This question comes out of "Introduction to Topology" by Mendelson, from the section on Identification Topologies.

Let D be the closed unit disc in R^2, so that the boundary, S, is the unit circle. Let [tex] C=S\times [0,1], [/tex] and [tex]

A=S \times \{1\} \subset C. [/tex] Prove that C/A is homeomorphic to D.

## Homework Equations

## The Attempt at a Solution

I feel as though the map [tex]

p:C/A \rightarrow D \\

p(x,y,z)=(x,y) [/tex]

should define a nice homeomorphism. It has an obvious inverse, but even proving that the forward one is continuous is proving to be a problem for me. This may be for lack of experience working with the identification topology on C/A, or maybe I'm taking the wrong approach here.

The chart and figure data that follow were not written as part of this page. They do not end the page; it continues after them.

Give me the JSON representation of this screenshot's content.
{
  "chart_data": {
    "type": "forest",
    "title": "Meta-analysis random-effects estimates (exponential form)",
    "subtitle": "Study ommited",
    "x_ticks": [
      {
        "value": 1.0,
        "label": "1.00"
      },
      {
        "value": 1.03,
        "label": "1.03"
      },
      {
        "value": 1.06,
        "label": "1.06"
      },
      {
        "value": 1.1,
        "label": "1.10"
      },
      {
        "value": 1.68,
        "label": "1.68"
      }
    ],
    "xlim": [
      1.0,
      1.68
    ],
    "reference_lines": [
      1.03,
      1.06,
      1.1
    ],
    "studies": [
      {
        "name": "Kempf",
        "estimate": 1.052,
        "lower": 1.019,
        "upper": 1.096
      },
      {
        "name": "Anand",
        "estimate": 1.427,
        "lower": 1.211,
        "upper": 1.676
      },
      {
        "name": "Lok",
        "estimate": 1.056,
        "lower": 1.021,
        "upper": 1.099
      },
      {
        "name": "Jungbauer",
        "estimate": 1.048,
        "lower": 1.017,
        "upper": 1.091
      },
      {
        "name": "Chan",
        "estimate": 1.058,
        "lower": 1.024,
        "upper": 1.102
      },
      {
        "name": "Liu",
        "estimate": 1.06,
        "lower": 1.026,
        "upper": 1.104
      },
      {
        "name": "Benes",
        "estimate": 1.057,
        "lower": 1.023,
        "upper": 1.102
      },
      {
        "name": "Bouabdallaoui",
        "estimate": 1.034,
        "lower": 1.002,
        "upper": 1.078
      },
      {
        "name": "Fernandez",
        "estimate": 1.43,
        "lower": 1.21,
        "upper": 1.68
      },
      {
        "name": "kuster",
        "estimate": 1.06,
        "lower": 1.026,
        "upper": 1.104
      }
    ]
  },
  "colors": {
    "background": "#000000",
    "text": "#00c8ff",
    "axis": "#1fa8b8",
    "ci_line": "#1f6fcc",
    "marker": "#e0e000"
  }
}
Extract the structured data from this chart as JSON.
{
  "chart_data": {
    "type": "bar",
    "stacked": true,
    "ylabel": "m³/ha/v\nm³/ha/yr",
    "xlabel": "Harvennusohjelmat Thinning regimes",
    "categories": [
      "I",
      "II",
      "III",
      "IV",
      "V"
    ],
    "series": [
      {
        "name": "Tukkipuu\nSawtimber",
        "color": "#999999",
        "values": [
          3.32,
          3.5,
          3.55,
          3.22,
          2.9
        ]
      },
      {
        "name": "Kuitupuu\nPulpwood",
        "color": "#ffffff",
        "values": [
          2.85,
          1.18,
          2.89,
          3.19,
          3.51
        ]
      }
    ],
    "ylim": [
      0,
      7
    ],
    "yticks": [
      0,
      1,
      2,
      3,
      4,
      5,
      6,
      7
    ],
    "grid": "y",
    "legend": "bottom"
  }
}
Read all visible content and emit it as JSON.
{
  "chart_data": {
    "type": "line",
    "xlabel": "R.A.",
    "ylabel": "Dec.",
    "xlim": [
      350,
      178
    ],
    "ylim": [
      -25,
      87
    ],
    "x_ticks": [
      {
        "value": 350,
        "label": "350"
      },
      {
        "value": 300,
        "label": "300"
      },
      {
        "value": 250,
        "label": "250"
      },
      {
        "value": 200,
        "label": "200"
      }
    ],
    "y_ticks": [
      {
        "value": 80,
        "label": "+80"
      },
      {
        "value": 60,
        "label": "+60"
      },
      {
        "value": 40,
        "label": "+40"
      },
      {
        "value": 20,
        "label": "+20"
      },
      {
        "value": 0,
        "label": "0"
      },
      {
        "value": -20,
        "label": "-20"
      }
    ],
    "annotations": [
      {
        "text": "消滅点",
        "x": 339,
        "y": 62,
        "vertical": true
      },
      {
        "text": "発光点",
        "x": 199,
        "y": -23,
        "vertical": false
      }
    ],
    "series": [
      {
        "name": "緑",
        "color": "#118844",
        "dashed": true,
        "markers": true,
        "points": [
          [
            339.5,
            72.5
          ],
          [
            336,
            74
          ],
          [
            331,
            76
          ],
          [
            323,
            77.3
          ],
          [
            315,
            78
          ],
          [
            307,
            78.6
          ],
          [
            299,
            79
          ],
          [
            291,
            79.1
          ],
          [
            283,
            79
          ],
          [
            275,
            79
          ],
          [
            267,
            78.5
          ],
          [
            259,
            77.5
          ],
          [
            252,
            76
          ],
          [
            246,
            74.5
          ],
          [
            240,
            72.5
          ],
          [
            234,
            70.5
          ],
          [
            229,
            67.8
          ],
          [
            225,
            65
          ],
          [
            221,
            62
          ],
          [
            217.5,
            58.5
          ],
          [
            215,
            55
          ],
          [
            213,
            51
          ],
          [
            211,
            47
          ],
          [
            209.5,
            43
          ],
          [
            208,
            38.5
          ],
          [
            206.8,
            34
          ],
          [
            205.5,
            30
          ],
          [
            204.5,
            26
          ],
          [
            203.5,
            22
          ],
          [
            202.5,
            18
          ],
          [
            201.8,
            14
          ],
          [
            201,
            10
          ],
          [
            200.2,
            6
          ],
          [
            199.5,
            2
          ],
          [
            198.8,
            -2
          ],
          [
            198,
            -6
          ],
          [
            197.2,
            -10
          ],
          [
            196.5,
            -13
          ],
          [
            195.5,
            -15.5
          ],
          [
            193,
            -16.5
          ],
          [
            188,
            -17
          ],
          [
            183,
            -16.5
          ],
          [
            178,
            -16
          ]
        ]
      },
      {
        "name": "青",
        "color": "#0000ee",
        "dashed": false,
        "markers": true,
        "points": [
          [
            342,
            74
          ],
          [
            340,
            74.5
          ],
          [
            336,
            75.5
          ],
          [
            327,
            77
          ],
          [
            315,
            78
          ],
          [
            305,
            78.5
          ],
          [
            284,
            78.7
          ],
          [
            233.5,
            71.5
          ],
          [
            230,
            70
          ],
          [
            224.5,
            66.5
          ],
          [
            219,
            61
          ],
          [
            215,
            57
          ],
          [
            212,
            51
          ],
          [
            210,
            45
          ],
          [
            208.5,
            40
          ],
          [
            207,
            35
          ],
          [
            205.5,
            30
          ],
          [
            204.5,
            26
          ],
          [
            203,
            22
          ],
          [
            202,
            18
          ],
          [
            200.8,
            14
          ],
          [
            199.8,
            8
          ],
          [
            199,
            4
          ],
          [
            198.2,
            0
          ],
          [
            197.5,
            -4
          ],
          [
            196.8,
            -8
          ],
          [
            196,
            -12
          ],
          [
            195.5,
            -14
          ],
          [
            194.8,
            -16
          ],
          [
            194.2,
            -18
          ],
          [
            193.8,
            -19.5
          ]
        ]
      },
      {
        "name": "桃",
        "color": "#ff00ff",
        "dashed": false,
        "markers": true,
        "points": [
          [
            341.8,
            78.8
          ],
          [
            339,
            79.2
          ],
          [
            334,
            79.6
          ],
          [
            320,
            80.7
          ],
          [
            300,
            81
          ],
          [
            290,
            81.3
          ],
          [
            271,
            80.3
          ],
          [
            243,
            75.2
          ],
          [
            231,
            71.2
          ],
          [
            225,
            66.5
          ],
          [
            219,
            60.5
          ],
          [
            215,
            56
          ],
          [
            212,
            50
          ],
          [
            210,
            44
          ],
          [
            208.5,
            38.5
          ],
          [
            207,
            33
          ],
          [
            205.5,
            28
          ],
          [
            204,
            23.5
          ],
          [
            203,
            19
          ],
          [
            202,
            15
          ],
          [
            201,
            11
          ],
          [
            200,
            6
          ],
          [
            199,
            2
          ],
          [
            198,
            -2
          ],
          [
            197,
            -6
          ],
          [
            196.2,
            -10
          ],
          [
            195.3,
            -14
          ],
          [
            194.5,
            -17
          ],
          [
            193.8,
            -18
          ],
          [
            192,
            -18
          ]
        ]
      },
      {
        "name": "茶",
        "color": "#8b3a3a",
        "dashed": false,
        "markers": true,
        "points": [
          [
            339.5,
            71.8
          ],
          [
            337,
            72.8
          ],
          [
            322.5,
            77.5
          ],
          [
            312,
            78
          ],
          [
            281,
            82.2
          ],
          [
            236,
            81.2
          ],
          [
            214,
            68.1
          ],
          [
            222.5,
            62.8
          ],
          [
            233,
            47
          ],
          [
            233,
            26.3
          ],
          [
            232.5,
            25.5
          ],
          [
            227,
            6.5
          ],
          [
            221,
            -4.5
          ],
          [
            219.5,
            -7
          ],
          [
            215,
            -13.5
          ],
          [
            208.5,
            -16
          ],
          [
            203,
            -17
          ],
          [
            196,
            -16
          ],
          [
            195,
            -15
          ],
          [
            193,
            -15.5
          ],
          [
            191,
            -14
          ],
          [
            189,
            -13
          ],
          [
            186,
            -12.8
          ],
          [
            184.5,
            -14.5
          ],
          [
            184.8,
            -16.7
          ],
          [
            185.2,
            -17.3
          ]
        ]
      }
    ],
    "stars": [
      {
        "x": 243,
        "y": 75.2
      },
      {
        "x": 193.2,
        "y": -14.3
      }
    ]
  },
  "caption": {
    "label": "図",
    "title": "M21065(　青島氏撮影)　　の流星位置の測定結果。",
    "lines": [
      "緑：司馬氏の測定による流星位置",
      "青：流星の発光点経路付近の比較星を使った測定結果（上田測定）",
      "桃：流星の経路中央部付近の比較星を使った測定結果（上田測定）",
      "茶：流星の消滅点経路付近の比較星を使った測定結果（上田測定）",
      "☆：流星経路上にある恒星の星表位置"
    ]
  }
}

p is continuous iff for every δ open in D, [tex] p^{-1}(δ):=ψ[/tex] is open in C/A. A subset of C/A is open iff in turn,

[tex]

f^{-1}(ψ)\subset C

[/tex]

is open, where

[tex]

f:C\rightarrow C/A

[/tex] is defined by

[tex]

f|_{C-A}=id|_{C-A}\\

f(A)=(0,0,1).

[/tex]

So for the moment, the problem is: prove that [tex]f^{-1}(ψ)[/tex] is open.

I'm open to more elegant approaches, if you can get me started. I feel as though my approach might be too mechanical, to be honest. There must be a nicer way of doing this.